According to a survey by Synamedia (conducted among 6,000 sports fans in 10 different countries), piracy depends mainly on the options available to users. 84% of the survey participants who watch pirated sports broadcasts said they would consider reducing or stopping pirated viewing as a result of broadcast disruptions and legal and social consequences, such as fines or arrest, while 69% of participants will consider reducing or stopping pirated content consuming, due to the economic impact of piracy on the club they support. An absolute majority stated that for them the most effective way to prevent piracy of sports broadcasts is to disrupt pirated viewing by technological means to an extent that they will lose trust in these broadcasts, whilst strengthening the attractiveness of legitimate broadcasts.

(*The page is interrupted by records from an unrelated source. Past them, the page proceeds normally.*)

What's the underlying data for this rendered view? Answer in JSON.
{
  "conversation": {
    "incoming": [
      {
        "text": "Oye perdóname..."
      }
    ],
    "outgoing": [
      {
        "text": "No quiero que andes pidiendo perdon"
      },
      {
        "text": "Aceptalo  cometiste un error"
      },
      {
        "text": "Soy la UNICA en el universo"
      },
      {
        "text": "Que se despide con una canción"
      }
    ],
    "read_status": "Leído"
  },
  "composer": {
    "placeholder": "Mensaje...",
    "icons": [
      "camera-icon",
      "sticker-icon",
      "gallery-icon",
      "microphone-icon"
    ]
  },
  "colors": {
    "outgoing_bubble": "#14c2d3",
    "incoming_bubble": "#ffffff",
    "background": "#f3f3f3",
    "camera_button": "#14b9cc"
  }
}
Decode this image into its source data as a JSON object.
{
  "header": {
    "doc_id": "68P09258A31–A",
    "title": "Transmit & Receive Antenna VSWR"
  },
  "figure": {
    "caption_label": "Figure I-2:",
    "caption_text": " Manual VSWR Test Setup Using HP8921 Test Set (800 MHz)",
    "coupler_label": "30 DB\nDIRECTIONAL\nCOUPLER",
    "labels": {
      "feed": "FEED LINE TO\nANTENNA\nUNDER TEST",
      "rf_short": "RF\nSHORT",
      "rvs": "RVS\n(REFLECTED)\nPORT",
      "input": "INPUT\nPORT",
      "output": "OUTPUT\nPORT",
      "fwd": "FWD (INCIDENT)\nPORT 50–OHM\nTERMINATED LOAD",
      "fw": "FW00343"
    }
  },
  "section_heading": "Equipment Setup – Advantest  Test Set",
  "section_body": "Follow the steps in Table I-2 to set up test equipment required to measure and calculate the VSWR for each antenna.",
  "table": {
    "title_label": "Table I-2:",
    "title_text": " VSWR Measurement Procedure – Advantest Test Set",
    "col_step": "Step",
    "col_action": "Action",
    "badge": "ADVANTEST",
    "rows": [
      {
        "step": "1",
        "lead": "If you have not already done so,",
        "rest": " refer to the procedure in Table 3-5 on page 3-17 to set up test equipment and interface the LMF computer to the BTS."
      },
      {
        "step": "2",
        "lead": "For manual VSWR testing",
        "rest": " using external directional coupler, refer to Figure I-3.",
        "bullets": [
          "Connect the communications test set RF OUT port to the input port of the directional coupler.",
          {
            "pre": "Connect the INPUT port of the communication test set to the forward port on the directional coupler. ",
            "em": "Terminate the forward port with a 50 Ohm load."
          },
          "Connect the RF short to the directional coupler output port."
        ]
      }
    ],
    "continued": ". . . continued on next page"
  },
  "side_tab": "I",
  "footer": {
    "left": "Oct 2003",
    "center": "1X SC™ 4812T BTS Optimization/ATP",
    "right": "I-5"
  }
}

So how do you deal with piracy? How do you get more young people to watch sports? Surveys and studies show that removing videos off the feed and giving penalties will not really help here. Cheap streaming, in an app that is easy to use and intuitive to watch, is the best way to deal with the problem that threatens to collapse the business model of football leagues.
This may sound simple, but in the conservative sports world it is like trying to fit an elephant into an optical fiber.